The 5th Quarter: Steelers 27 Redskins 12
DISCUSS THE REDSKINS IN OUR FAN FORUM
IT WAS OVER WHEN... About 30 minutes after the Redskins' team plane landed in Pittsburgh. The Redskins were basically never in this game. The Steelers scored on every drive of the first half, apart from the last drive, which ended in a punt Pittsburgh downed at the one yard line. Washington's defense could not stop Steelers QB Ben Roethlisberger and his stable of super-fast wideouts. Pittsburgh understood that the best way to get up on Washington is to throw and throw and throw, trusting Washington's poor secondary and non-existent pass rush to make things easier. It worked. Kudos to the Steelers for watching past Redskins games from this season and learning a thing or two from it. But, to be consistent with past weeks, I'll pick Pittsburgh's last touchdown drive, a 10-play, 74-yard thing of beauty that ended with Roethlisberger tossing a 1-yard TD pass to Will Johnson. That made the score 27-9 with about 5 minutes left in the third quarter, ending any chance the Redskins had to come back.
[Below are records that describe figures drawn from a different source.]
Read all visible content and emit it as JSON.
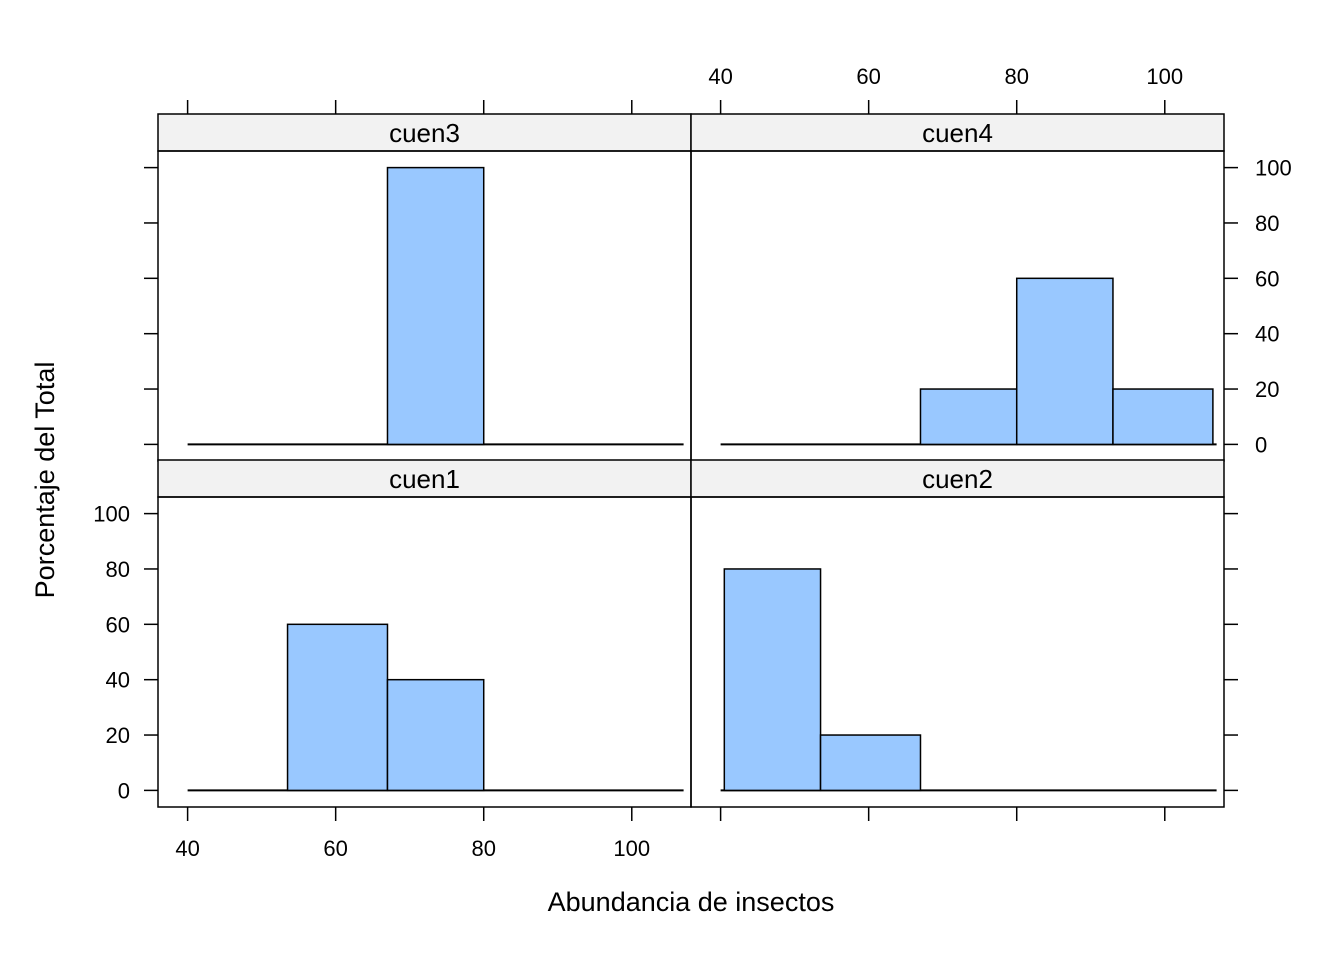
{
  "chart_data": {
    "type": "bar",
    "subtype": "histogram-trellis",
    "xlabel": "Abundancia de insectos",
    "ylabel": "Porcentaje del Total",
    "xlim": [
      36,
      108
    ],
    "ylim": [
      -6,
      106
    ],
    "x_ticks": [
      40,
      60,
      80,
      100
    ],
    "y_ticks": [
      0,
      20,
      40,
      60,
      80,
      100
    ],
    "bar_color": "#99C8FF",
    "strip_color": "#F2F2F2",
    "panels": [
      {
        "name": "cuen3",
        "row": 0,
        "col": 0,
        "bins": [
          {
            "x0": 67,
            "x1": 80,
            "value": 100
          }
        ]
      },
      {
        "name": "cuen4",
        "row": 0,
        "col": 1,
        "bins": [
          {
            "x0": 67,
            "x1": 80,
            "value": 20
          },
          {
            "x0": 80,
            "x1": 93,
            "value": 60
          },
          {
            "x0": 93,
            "x1": 106.5,
            "value": 20
          }
        ]
      },
      {
        "name": "cuen1",
        "row": 1,
        "col": 0,
        "bins": [
          {
            "x0": 53.5,
            "x1": 67,
            "value": 60
          },
          {
            "x0": 67,
            "x1": 80,
            "value": 40
          }
        ]
      },
      {
        "name": "cuen2",
        "row": 1,
        "col": 1,
        "bins": [
          {
            "x0": 40.5,
            "x1": 53.5,
            "value": 80
          },
          {
            "x0": 53.5,
            "x1": 67,
            "value": 20
          }
        ]
      }
    ]
  }
}
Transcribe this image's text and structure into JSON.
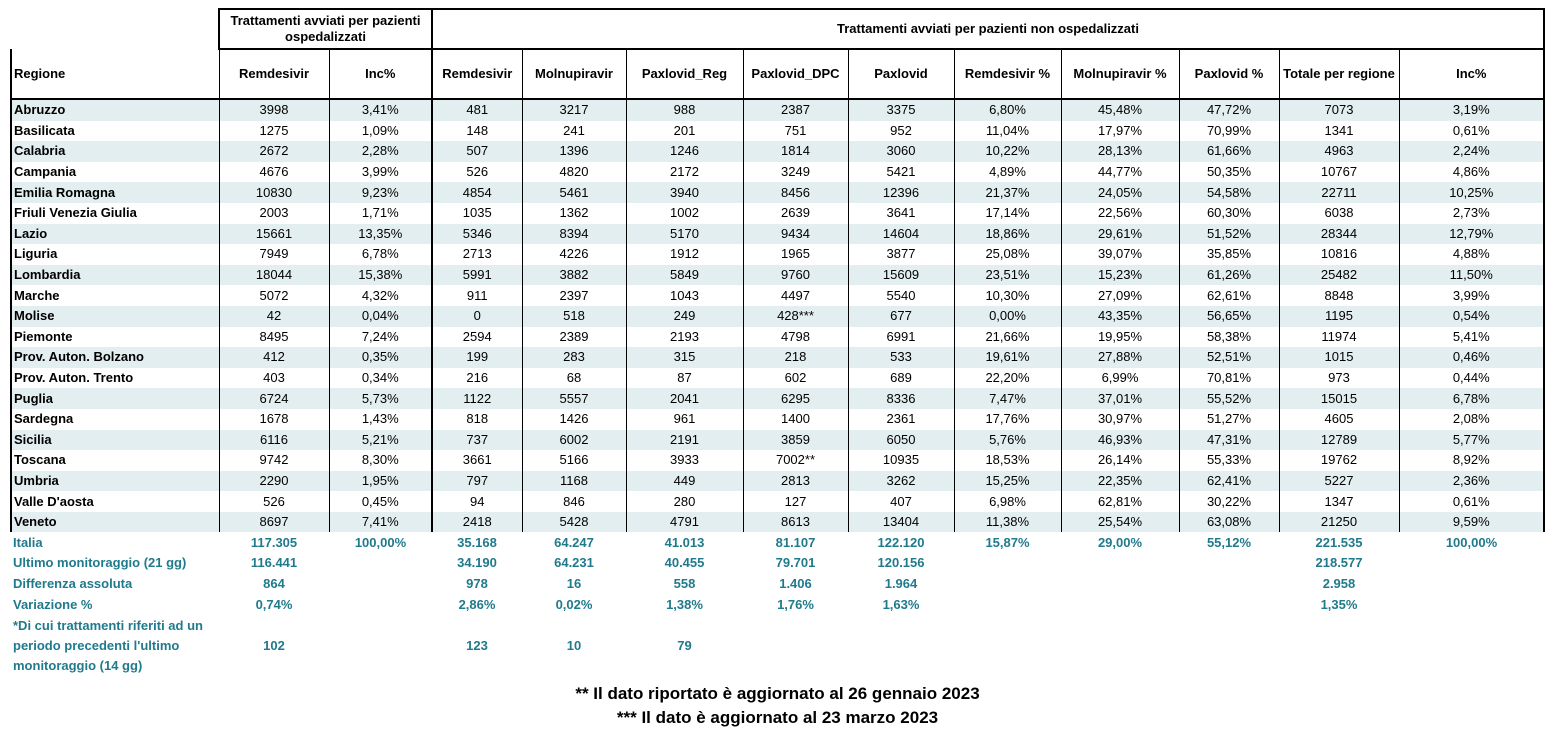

STATISTICALLY SPEAKING... It was all about the passing game today -- and Washington's inability to do anything to stop the one Pittsburgh brought. Roethlisberger's statline was sterling -- 24 of 33 for 222 yards and 3 TD. No turnovers.
I LIKED THAT... Pretty much nothing. RG3 looked accurate for most of the day and I counted only two genuinely poorly-thrown passes by the young quarterback. Unfortunately, his receivers decided they had better things to do than catch passes... The offensive line looked pretty good today, surrendering only one sack -- and that one was on TB Evan Royster, who forgot to block on a third down passing play -- and 78 rushing yards on 15 carries by runners not named RG3. That's a 5.2 yards per carry average.
I DID NOT LIKE THAT... Everything else. The secondary never covered anyone all day. The front seven never even made Roethlisberger sweat. The receivers dropped 10 passes and WR Leonard Hankerson [who had the first drop of the day] also never looked up as a perfect pass sailed right past his face mask. The 10 drops were the most by any NFL team this year and WR Santana Moss, who caught a TD pass, dropped four passes, basically embarrassing himself most of the day... CB DeAngelo Hall embarrassed himself more than anyone. He never covered anyone all day and then had a complete meltdown in garbage time of the fourth quarter, pulling his helmet off [personal foul] and verbally abusing an official with profanity [personal foul]. Hall was correctly ejected and will be correctly assessed a fine by the NFL. He may also be suspended and I would have no problem with that either. [And it's not like Washington's pass defense would suffer from his absence.] Hall is actually a captain. Think about that. A man who got two penalties on one play last year -- one of them a personal foul -- did the same thing again this year. And he's a captain of this team. If the Redskins are not embarrassed by that, they should be. Hall is the personification of everyhing wrong with the Redskins for years -- he's a mediocre player who thinks he is a star because Dan Snyder is stupid enough to pay him like one. Remember, the Redskins got a $36 million salary cap fine from the NFL [$18 million this year and the same again next year] so they could sign DL Albert Haynesworth and DeAngelo Hall. Think about that. Very few North American pro sports franchises have ever been so poorly run as this one.
AND IT ALL MEANS... The Redskins are 3-5 -- again. And last in the NFC East -- again. Their defense is awful, the receivers think they have better things to do than catch footballs and defensive captain DeAngelo Hall has demosntrated once again what a complete pinhead he is. Once again we saw rookie RG3 completely let down by his veteran teammates. Right now, the Redskins are a team with a super-talented quarterback, a good running back and a pretty good offensive line. The defense is a mess, while the special teams allowed another blocked kick and got off a 12-yard punt. It's not so much that the Redskins lost to the Steelers in Pittsburgh -- many teams better than the Redskins have done that. The problem is the Redskins were never competitive in this game and parts of the team seem to be getting worse -- much worse -- as the season goes on. It's hard to imagine a 3-5 team having a must-win game, but Washington needs to win at home this coming Sunday against the 1-6 Carolina Panthers or this once-promising season will spin out of control. I'm not talking about making the playoffs because I don't think that was ever a reasonable expectation. I'm talking about finishing this season well and convincing a long-suffering fan base that there is more to this team than one smart, hard-working and ridiculously-talented rookie quarterback.